Et l'amour, c'était encore la lune et les étoiles - Part 3

98 29 82
                                    

OSCAR

Les gargouillements de la douche lui signifient que Liane est bien en train de se laver. Un soupir las aux lèvres, il redescend lourdement les escaliers en bois, son regard parcourant les tapisseries médiévales qui recouvrent les murs. Ce manoir est glauque. Glauque comme lieu de vie et d'apprentissage, de floraison, pour des enfants. Mais plus glauque que l'endroit où se trouve Evan en ce moment-même ?

Il était d'accord avec la décision prise, mais il n'était pas d'accord avec la manière de le faire. Il avait averti ses frères que Liane serait une inconnue indéchiffrable dans l'équation. Ils ne l'avaient pas écouté, ils étaient quatre contre lui. Leurs paroles contre la sienne. Lorsque Grand Pa' et Grand Ma' sont injoignables, c'est la majorité qui l'emporte.

Il pleuviote sur le parvis du manoir, les longues fenêtres du salon semblent onduler, baignées dans la luminosité orageuse de la fin de journée. Ses frères se tiennent debout et silencieux, éparpillés aux quatre coins de la pièce. Tour à tour son regard harponne les leurs, sa bouche se durcit et des nervures de colère strient ses tempes.

- Oscar ? soupire Dimitri.

Les mots se bousculant dans sa bouche, il se laisse choir lourdement sur le vieux fauteuil où Liane est restée prostrée toute la journée. Il peut encore sentir sa chaleur, son odeur et les relents mouillés de sa peur. Son estomac se soulève.

Martin vient s'asseoir à côté de lui. Muet, il fixe de ses grands yeux comme deux lacs pétrifiés dans la brume, le tapis et les figurines de voitures que collectionnait Evan. Les premières sont rangées en lignes bien droites qui peu à peu se désagrègent, phalanges d'une armée qui explosent contre un ennemi invisible.

- On devrait peut-être ranger ses jouets ? murmure Martin.

- Il va revenir.

- Oui... mais comment ?

Dans quel état ? Veut-il sûrement dire.

- Arrête avec tes questions à la con ! articule Paulo d'une voix forte.

Il reprend bruyamment sa respiration.

- Pourquoi tu lui as dit que l'on avait parlé à la police ? Maintenant la première chose qu'elle va faire c'est se ruer dans le premier poste qu'elle trouvera ! Et tout leur déballer, et ça en sera fini de tout ! s'énerve-t-il, repoussant ses lunettes sur son nez avec dédain.

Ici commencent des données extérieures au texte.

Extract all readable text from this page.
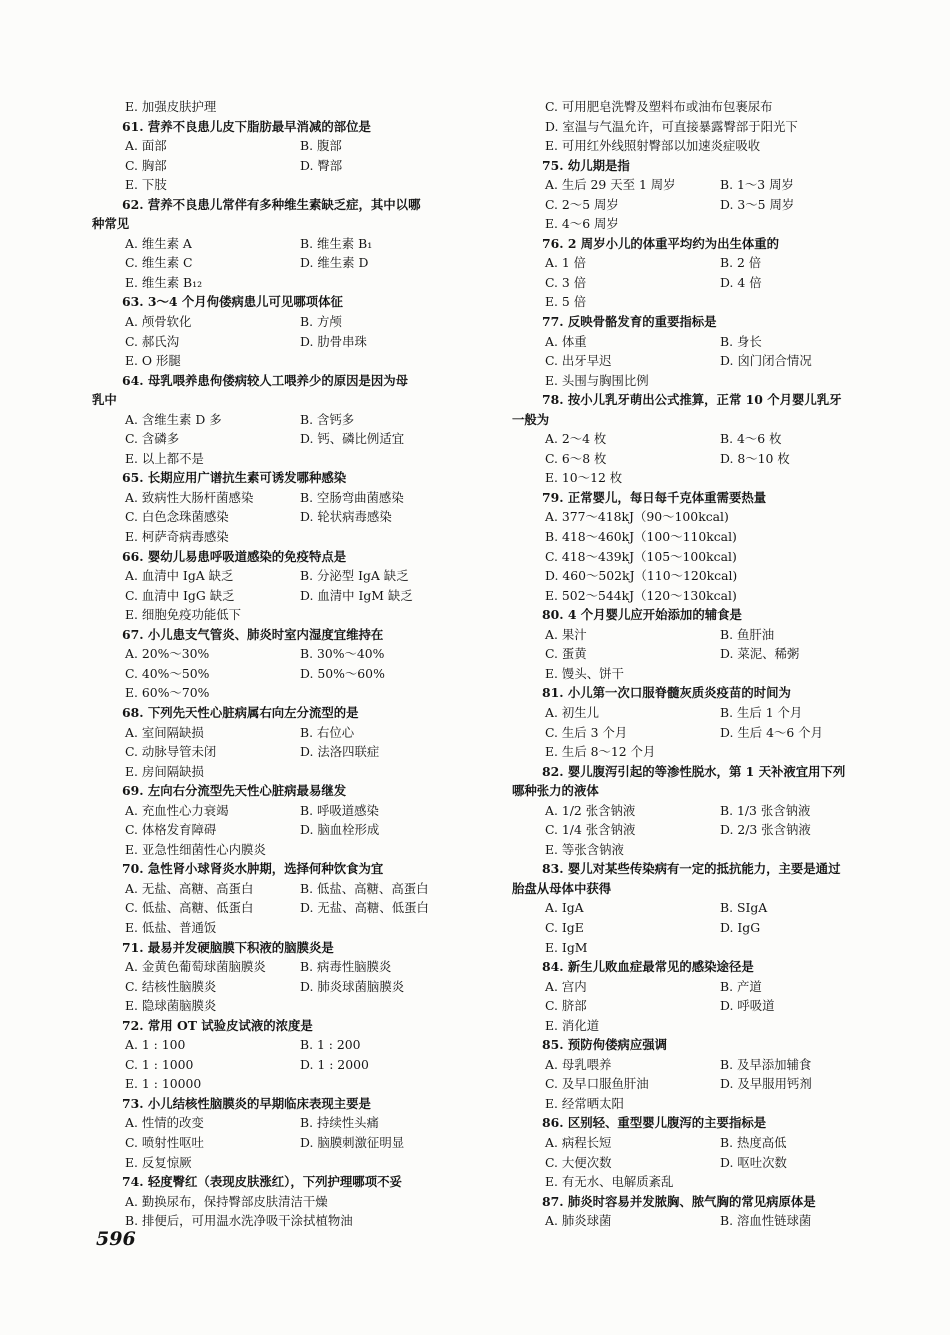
E. 加强皮肤护理
61. 营养不良患儿皮下脂肪最早消减的部位是
A. 面部	B. 腹部
C. 胸部	D. 臀部
E. 下肢
62. 营养不良患儿常伴有多种维生素缺乏症，其中以哪
种常见
A. 维生素 A	B. 维生素 B₁
C. 维生素 C	D. 维生素 D
E. 维生素 B₁₂
63. 3～4 个月佝偻病患儿可见哪项体征
A. 颅骨软化	B. 方颅
C. 郝氏沟	D. 肋骨串珠
E. O 形腿
64. 母乳喂养患佝偻病较人工喂养少的原因是因为母
乳中
A. 含维生素 D 多	B. 含钙多
C. 含磷多	D. 钙、磷比例适宜
E. 以上都不是
65. 长期应用广谱抗生素可诱发哪种感染
A. 致病性大肠杆菌感染	B. 空肠弯曲菌感染
C. 白色念珠菌感染	D. 轮状病毒感染
E. 柯萨奇病毒感染
66. 婴幼儿易患呼吸道感染的免疫特点是
A. 血清中 IgA 缺乏	B. 分泌型 IgA 缺乏
C. 血清中 IgG 缺乏	D. 血清中 IgM 缺乏
E. 细胞免疫功能低下
67. 小儿患支气管炎、肺炎时室内湿度宜维持在
A. 20%～30%	B. 30%～40%
C. 40%～50%	D. 50%～60%
E. 60%～70%
68. 下列先天性心脏病属右向左分流型的是
A. 室间隔缺损	B. 右位心
C. 动脉导管未闭	D. 法洛四联症
E. 房间隔缺损
69. 左向右分流型先天性心脏病最易继发
A. 充血性心力衰竭	B. 呼吸道感染
C. 体格发育障碍	D. 脑血栓形成
E. 亚急性细菌性心内膜炎
70. 急性肾小球肾炎水肿期，选择何种饮食为宜
A. 无盐、高糖、高蛋白	B. 低盐、高糖、高蛋白
C. 低盐、高糖、低蛋白	D. 无盐、高糖、低蛋白
E. 低盐、普通饭
71. 最易并发硬脑膜下积液的脑膜炎是
A. 金黄色葡萄球菌脑膜炎	B. 病毒性脑膜炎
C. 结核性脑膜炎	D. 肺炎球菌脑膜炎
E. 隐球菌脑膜炎
72. 常用 OT 试验皮试液的浓度是
A. 1 : 100	B. 1 : 200
C. 1 : 1000	D. 1 : 2000
E. 1 : 10000
73. 小儿结核性脑膜炎的早期临床表现主要是
A. 性情的改变	B. 持续性头痛
C. 喷射性呕吐	D. 脑膜刺激征明显
E. 反复惊厥
74. 轻度臀红（表现皮肤涨红），下列护理哪项不妥
A. 勤换尿布，保持臀部皮肤清洁干燥
B. 排便后，可用温水洗净吸干涂拭植物油
C. 可用肥皂洗臀及塑料布或油布包裹尿布
D. 室温与气温允许，可直接暴露臀部于阳光下
E. 可用红外线照射臀部以加速炎症吸收
75. 幼儿期是指
A. 生后 29 天至 1 周岁	B. 1～3 周岁
C. 2～5 周岁	D. 3～5 周岁
E. 4～6 周岁
76. 2 周岁小儿的体重平均约为出生体重的
A. 1 倍	B. 2 倍
C. 3 倍	D. 4 倍
E. 5 倍
77. 反映骨骼发育的重要指标是
A. 体重	B. 身长
C. 出牙早迟	D. 囟门闭合情况
E. 头围与胸围比例
78. 按小儿乳牙萌出公式推算，正常 10 个月婴儿乳牙
一般为
A. 2～4 枚	B. 4～6 枚
C. 6～8 枚	D. 8～10 枚
E. 10～12 枚
79. 正常婴儿，每日每千克体重需要热量
A. 377～418kJ（90～100kcal)
B. 418～460kJ（100～110kcal)
C. 418～439kJ（105～100kcal)
D. 460～502kJ（110～120kcal)
E. 502～544kJ（120～130kcal)
80. 4 个月婴儿应开始添加的辅食是
A. 果汁	B. 鱼肝油
C. 蛋黄	D. 菜泥、稀粥
E. 馒头、饼干
81. 小儿第一次口服脊髓灰质炎疫苗的时间为
A. 初生儿	B. 生后 1 个月
C. 生后 3 个月	D. 生后 4～6 个月
E. 生后 8～12 个月
82. 婴儿腹泻引起的等渗性脱水，第 1 天补液宜用下列
哪种张力的液体
A. 1/2 张含钠液	B. 1/3 张含钠液
C. 1/4 张含钠液	D. 2/3 张含钠液
E. 等张含钠液
83. 婴儿对某些传染病有一定的抵抗能力，主要是通过
胎盘从母体中获得
A. IgA	B. SIgA
C. IgE	D. IgG
E. IgM
84. 新生儿败血症最常见的感染途径是
A. 宫内	B. 产道
C. 脐部	D. 呼吸道
E. 消化道
85. 预防佝偻病应强调
A. 母乳喂养	B. 及早添加辅食
C. 及早口服鱼肝油	D. 及早服用钙剂
E. 经常晒太阳
86. 区别轻、重型婴儿腹泻的主要指标是
A. 病程长短	B. 热度高低
C. 大便次数	D. 呕吐次数
E. 有无水、电解质紊乱
87. 肺炎时容易并发脓胸、脓气胸的常见病原体是
A. 肺炎球菌	B. 溶血性链球菌
596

- C'est peut-être pas la plus mauvaise des solutions... renchérit son jumeau.

Paulo envoie sa main frapper brutalement le dos de son frère. Jacques replie automatiquement ses grandes jambes sur la housse jaune brodée du canapé. Il ouvre la bouche puis la referme. Martin s'abîme dans la contemplation de la petite voiture qu'il fait tourner entre ses doigts, une 4L d'un vert élimé.

- On ne change pas le plan. martèle Oscar d'une voix sourde, le ventre bouillonnant.

- Alors pourquoi tu te plains ? demande Paulo d'un ton acerbe et il remonte à nouveau ses lunettes sur l'arrête de son nez, pourquoi tu as l'air si irrité ?

Il relève la tête et les toise à nouveau. Dimitri les bras croisés, se tient dans l'ombre d'une des fenêtres. Il les observe se mouiller.

- Vous savez tous pourquoi. persifle-t-il.

Les mains secouées de spasmes nerveux, Oscar inspire avant de lancer :

- Liane.

Ses frères roulent les yeux au ciel et Jacques le dévisage d'un air hébété. Il semble vouloir lui reprocher quelque chose, comme s'il voulait lui dire que c'est mal, qu'ils ne sont plus dupes, mais il se ravise.